No, you don’t have to establish that. All you have to establish is that climate change is against the self interest of most voters, and those who vote for deniers are voting against their self-interest. It does not have to be on top of the list.
Some voters may not care, but those who vote for people partially on the basis of them saying not to worry about climate change because it is not a problem are voting for a lie.
Well, I’m glad you are such a supporter of pro-choice policies and SSM - which is exactly rejecting that the religious know what is best for the rest of us.
You are pretty much repeating the homo economicus fallacy - that all economic actors make totally rational economic choices. Do you think that those who have subjected themselves to a limited stream of information are really making well informed choices about their self interest?
Yes there are different possible courses of action, but some are based on facts and some are not. Tax cuts funded by magical increases in growth (which haven’t happened in the past) are one. Climate policy based on denial is another. Now maybe the people who come up with these alternate plans are so stupid that they don’t understand the facts, but I rather think they are lying to support their agenda. (Or to keep getting they lobbyist baksheesh.)
My retirement is rosy thanks to the big gains under Obama. As for the future, people were pretty optimistic in 2000 and 2007 also - but this time, I know, it is different. Just wait until the first economic crisis is mismanaged. And it will be.
You said that “no serious observer” believes that “any of these concerns” (of which you listed ‘retirement’ as one if I understood your post #30 correctly) “are going to do anything but get worse.” Nothing about whether Trump would be responsible for it getting worse or not, just that it was going to get worse. It has, in fact, not gotten worse and has gotten better. Does this fact that disproves your claim cause you to change your analysis at all? Or are you sticking with the silly hyperbole?
I recognize that the stock market has ups and downs, and this current up-swing will not go on indefinitely. And the downturn that follows likewise will not last forever.
Not quite. The real contribution (and that of Kahneman and Teversky who were there first) is that humans are not rational economic actors in predictable ways. You can demonstrate (and we have) anchoring experimentally. The effect is so large that you get statistically significant results with n = 20, which is amazing.
Those in the know say that Thaler got the Nobel because the committee is pissed off at macroeconomists who screwed up badly before the recession, and because he managed not to piss anyone off for three years.

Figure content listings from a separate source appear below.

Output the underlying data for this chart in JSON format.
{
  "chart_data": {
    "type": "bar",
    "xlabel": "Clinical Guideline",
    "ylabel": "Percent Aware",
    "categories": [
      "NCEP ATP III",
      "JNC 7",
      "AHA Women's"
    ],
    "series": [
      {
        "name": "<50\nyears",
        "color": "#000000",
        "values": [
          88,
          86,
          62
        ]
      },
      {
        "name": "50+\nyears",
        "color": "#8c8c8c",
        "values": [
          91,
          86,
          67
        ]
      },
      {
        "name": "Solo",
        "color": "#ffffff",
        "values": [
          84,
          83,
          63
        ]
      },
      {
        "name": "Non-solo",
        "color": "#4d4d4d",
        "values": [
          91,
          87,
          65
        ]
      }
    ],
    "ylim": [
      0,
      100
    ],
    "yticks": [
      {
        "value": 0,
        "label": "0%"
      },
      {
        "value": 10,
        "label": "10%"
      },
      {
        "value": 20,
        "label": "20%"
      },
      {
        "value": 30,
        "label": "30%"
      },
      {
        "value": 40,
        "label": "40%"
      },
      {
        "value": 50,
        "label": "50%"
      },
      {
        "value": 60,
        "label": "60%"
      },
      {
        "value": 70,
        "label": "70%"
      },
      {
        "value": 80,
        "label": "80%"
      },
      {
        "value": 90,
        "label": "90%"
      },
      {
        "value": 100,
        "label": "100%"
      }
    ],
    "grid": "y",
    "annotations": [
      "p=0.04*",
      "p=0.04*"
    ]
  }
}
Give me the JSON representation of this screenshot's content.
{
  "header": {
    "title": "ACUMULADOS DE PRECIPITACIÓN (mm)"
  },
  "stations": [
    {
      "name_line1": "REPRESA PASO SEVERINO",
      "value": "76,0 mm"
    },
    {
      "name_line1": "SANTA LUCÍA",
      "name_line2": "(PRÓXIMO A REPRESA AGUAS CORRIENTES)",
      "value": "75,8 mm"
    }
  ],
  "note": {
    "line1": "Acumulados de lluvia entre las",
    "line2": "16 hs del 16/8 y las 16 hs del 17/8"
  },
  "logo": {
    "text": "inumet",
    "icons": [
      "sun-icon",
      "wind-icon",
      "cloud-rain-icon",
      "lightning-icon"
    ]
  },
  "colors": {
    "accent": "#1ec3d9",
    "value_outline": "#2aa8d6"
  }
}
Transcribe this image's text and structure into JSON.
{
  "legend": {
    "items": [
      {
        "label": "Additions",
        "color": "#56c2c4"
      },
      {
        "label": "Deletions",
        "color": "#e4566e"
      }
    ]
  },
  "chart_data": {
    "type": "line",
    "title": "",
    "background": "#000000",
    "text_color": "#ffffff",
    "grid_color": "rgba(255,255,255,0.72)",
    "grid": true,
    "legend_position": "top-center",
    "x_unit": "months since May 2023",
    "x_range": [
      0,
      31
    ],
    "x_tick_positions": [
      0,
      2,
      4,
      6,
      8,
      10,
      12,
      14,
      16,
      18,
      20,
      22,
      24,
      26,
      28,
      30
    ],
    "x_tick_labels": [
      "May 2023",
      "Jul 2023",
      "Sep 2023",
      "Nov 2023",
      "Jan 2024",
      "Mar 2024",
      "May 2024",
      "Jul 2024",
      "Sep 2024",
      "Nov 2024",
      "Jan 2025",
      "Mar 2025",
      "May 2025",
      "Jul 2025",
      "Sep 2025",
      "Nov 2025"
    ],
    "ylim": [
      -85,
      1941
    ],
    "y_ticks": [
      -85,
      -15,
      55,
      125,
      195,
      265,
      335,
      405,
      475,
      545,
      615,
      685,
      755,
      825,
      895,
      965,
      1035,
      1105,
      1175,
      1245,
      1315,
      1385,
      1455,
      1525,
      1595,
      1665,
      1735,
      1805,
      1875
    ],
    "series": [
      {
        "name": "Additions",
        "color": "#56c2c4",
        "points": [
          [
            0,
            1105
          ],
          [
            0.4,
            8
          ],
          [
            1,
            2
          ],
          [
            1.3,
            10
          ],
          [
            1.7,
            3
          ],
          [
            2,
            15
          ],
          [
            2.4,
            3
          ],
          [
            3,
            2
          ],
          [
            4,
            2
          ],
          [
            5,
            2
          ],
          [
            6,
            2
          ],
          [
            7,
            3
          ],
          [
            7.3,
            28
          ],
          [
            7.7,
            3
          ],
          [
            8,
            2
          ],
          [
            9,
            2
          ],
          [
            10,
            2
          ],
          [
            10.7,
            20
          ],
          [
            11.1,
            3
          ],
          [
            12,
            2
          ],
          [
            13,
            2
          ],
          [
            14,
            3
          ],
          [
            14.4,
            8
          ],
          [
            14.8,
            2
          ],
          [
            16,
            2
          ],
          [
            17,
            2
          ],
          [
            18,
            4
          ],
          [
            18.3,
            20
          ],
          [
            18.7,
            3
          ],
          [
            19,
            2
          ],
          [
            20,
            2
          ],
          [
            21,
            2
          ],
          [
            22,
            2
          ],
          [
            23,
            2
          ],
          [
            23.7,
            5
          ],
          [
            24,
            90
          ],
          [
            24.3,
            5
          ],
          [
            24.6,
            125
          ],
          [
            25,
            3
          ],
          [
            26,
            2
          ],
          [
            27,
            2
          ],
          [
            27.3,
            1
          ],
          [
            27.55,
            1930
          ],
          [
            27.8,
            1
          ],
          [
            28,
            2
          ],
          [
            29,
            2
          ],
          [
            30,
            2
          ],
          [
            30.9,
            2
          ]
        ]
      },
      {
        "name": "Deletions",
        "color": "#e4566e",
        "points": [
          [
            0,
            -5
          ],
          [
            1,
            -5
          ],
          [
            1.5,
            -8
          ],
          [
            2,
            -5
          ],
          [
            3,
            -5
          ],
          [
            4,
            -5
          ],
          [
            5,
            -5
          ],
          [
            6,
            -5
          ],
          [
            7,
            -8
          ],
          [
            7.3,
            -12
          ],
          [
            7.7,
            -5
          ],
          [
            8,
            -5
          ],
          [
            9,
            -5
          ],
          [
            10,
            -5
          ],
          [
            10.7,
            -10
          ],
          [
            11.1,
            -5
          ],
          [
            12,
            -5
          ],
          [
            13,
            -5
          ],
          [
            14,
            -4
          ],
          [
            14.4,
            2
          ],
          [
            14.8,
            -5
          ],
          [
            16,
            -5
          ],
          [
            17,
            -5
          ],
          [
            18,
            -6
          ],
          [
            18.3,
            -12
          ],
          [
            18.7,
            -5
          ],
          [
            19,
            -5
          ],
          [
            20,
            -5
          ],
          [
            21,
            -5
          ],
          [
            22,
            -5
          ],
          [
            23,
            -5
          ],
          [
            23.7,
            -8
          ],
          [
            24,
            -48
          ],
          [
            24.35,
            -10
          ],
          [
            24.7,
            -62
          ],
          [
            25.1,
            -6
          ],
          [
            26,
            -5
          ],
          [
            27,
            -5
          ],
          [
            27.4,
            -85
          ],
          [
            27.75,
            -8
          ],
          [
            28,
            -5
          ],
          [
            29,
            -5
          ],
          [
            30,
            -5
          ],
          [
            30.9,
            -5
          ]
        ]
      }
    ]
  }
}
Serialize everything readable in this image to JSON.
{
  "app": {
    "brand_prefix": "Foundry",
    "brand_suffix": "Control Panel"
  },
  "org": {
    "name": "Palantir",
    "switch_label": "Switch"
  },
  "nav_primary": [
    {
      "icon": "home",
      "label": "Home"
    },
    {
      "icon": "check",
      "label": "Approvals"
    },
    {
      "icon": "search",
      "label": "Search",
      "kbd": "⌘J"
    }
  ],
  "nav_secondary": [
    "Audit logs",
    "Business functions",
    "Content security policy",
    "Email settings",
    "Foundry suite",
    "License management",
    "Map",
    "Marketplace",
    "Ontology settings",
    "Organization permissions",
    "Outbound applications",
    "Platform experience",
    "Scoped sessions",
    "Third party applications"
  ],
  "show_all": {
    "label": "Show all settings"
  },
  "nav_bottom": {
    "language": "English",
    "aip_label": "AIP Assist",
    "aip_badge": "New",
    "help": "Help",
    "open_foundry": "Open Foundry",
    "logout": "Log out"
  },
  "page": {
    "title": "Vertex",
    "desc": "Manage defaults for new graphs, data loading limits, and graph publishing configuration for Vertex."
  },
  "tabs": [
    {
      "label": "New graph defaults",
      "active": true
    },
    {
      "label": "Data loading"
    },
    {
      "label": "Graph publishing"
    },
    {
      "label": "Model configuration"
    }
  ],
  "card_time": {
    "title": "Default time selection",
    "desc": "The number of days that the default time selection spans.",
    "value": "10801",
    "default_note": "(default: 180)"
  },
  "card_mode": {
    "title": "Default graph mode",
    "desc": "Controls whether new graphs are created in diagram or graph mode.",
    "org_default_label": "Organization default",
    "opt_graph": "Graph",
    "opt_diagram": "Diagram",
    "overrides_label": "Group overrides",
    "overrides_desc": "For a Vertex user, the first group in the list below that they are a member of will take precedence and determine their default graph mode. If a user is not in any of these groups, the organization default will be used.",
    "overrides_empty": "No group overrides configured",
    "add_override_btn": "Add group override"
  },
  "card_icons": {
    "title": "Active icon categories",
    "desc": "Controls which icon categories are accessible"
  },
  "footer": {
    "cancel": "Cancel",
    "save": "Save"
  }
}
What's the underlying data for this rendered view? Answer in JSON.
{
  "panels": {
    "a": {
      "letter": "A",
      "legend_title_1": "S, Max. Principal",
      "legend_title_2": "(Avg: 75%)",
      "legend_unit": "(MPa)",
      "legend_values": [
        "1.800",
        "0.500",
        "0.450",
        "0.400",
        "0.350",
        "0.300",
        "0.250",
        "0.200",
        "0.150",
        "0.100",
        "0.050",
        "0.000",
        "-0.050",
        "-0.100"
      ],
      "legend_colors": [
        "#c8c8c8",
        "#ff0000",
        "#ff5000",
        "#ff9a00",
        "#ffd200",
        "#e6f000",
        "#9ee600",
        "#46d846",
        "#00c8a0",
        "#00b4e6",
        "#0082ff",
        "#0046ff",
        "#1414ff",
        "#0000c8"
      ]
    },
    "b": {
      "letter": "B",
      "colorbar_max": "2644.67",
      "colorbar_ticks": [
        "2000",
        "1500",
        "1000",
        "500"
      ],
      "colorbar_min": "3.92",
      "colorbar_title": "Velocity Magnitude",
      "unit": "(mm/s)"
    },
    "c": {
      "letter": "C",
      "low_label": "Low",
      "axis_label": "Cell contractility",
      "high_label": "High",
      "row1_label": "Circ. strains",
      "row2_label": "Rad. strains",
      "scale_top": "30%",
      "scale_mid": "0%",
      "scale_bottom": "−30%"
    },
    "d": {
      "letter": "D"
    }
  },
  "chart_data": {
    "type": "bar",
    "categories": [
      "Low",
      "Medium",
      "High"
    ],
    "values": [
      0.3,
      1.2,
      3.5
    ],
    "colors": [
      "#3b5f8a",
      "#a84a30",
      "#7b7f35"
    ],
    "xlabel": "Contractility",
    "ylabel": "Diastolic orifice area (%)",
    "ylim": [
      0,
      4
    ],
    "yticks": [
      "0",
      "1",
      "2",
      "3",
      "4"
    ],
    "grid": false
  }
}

Fine. But don’t give Trump credit if you don’t also give Obama credit - and Obama was starting from a much worse situation. Remember, Trump called the economy a disaster right up to the moment he moved into the White House, when it became really great. Yet another lie from him.
Markets go down, and I’ve shifted my investments to minimize the effects of this. But the depth of the fall depends a lot on economic policy. If interest rates had risen during the Bush years, not been depressed for political purposes, and if regulation was able to stop the issuance of crap loans, the collapse of the housing bubble would not have been so severe. A recession would have happened, but not a Great one.